Western Wednesdays: Silverspurs (1936)

Janet Allison [Muriel Evans] returns home to Loma to discover that the town she grew up in has become overrun with bandits and outlaws. One such outlaw is Art Holden [Robert Frazer], referred to as “Silverspurs,” whom Janet takes an immediate disliking to. Janet, while waiting for her father at the train depot, witnesses a holdup wherein a large sum of money is stolen and the depot attendant killed.

Arriving on the scene too little too late is Jim Fentriss [Buck Jones], the foreman on Janet’s father’s ranch, the Two Diamond. Jim and Janet arrive back at the ranch to meet Janet’s father Webb Allison [J.P. McGowan].Meanwhile, Jim eavesdrops on a conversation between Durango [Earl Askam] and the Yuma Kid [Bruce Lane], they are plotting a robbery. Some time later, an old friend of Allison’s comes to visit, Drag Harlan [George Hayes]. As it turns out, Harlan is an agent for the governor, assigned to capture Holden, Snell [W.M. Lawrence] and their gang.

Janet’s friend Peggy Wyman [Beth Marion] arrives and becomes smitten with Dude [Denny Meadows]. She goes to meet him at his house, however she is met by Durango whom attempts to attack her. He is stopped in the nick of time by Jim when they engage in a slugfest. Jim returns to the ranch looking to fire Dude only to be told that Durango was killed. At Janet’s insistence, Peggy leaves town.

Drag takes Allison out on a ride and shows him where Holden’s hideout is, he then proceeds to tell Allison that Holden and his gang are using the hideout to rebrand and resell stolen stock. While riding, Jim and Janet spot some of Holden’s men rustling cattle. Janet draws a map so that Jim can trail the baddies. Later, while waiting for Jim at the same spot, Holden spots her and the map to his hideout and promptly kidnaps her.

Jim finds out Janet has been kidnapped and trails Holden and his gang, little knowing that they have laid a trap for him. Yuma Kid arrives to the hideout and when Holden and Snell reveal their plans, he turns the tables on them revealing that he is Jim’s brother. Holden then tells the Kid that the plan is off and as the Kid walks off, Holden shoots him in the back. Jim arrives and gets the drop on both Snell and Holden.

“Silverspurs” was a fun western from Universal. There are some genuinely thrilling moments, such as Fentriss’ fight with Durango and there are many shocking moments as well, the sequence where Durango attempts to attack Peggy startled me and there is a moving sequence shortly thereafter where Janet consoles and comforts an emotional and traumatized Peggy. The chemistry between Buck Jones and Muriel Evans is quite good and it is fun (however, quite predictable) to watch the initially contentious relationship between the two gradually form a romantic partnership. It was also great seeing a pre-Gabby George Hayes in the mix as Drag Harlan. Unfortunately, the film’s final act leaves much to be desired and the action-laden ending is absolutely ruined by the fact that it was shot at night, compounding matters is the fact that the print I viewed was exceptionally dark, making that end sequence a rough watch. There are times during the final shootout where the action is indiscernible.

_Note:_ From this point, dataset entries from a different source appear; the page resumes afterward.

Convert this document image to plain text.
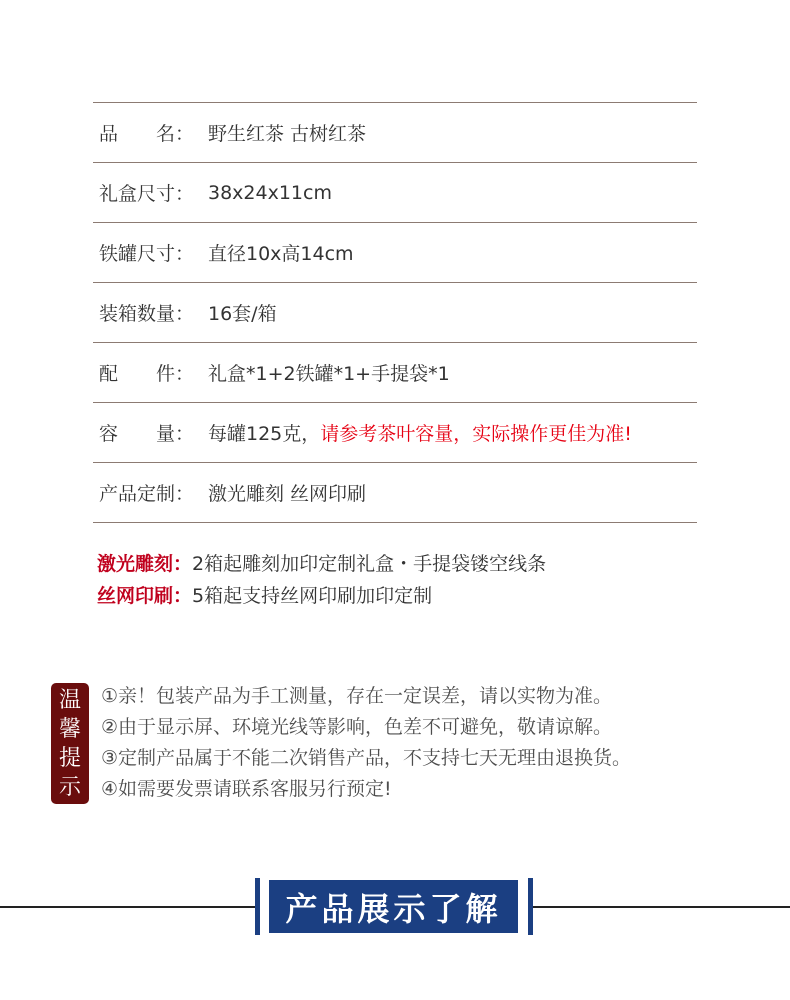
品　　名： 野生红茶 古树红茶
礼盒尺寸： 38x24x11cm
铁罐尺寸： 直径10x高14cm
装箱数量： 16套/箱
配　　件： 礼盒*1+2铁罐*1+手提袋*1
容　　量： 每罐125克， 请参考茶叶容量，实际操作更佳为准!
产品定制： 激光雕刻 丝网印刷
激光雕刻：2箱起雕刻加印定制礼盒・手提袋镂空线条
丝网印刷：5箱起支持丝网印刷加印定制
温
馨
提
示
①亲！包装产品为手工测量，存在一定误差，请以实物为准。
②由于显示屏、环境光线等影响，色差不可避免，敬请谅解。
③定制产品属于不能二次销售产品，不支持七天无理由退换货。
④如需要发票请联系客服另行预定!
产品展示了解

Buck Jones, born Charles Gebhart in December 1891, was one of the most memorable western actors of the silent era, the 1930’s and 1940’s. Like many of the screen’s earliest western heroes, Jones was a real cowboy and married his wife during a rodeo show as he and his wife, fellow equestrian Dell Osborne, had very little money. Jones entered the film industry during the silent era, first earning five dollars per day as a stuntman and extra at Universal and eventually earning $150 per week with the Fox Film Corporation (later known as 20th Century-Fox). His first starring role was in 1920’s “The Last Straw.”

By the time “Silverspurs” was released, Jones was still producing some good films for the likes of Universal and Columbia Pictures where he rode through dozens of oaters atop his steed Silver. As a matter of fact, it was during his Universal run where he replaced the tempestuous Ken Maynard as Universal’s top western hero. At the end of 1936, the year “Silverspurs” was issued, Jones’ salary topped out at $143,333.00

However, times were changing by the end of the 1930’s, singing cowboys were in and the stalwart heroes that Jones had played were considered passe. His career continued to decline until starring in the serial “White Eagle,” which rejuvenated interest in him. His final series of films came at lower-budgeted Monogram Pictures, where he starred in the “Rough Riders” series opposite veteran cowboy Tim McCoy and actor Raymond Hatton, with his last film being “Dawn on the Great Divide” (1942).

On November 28, 1942, Jones along with 492 others, became trapped in and died as a result of the horrendous Coconut Grove fire in Boston. The fire is still considered the deadliest nightclub fire in American history and is the second-deadliest single building fire. Erroneous reports often state that Jones had escaped and rushed back in to save remaining patrons but perished alongside them. Charles “Buck” Jones was 50 years old.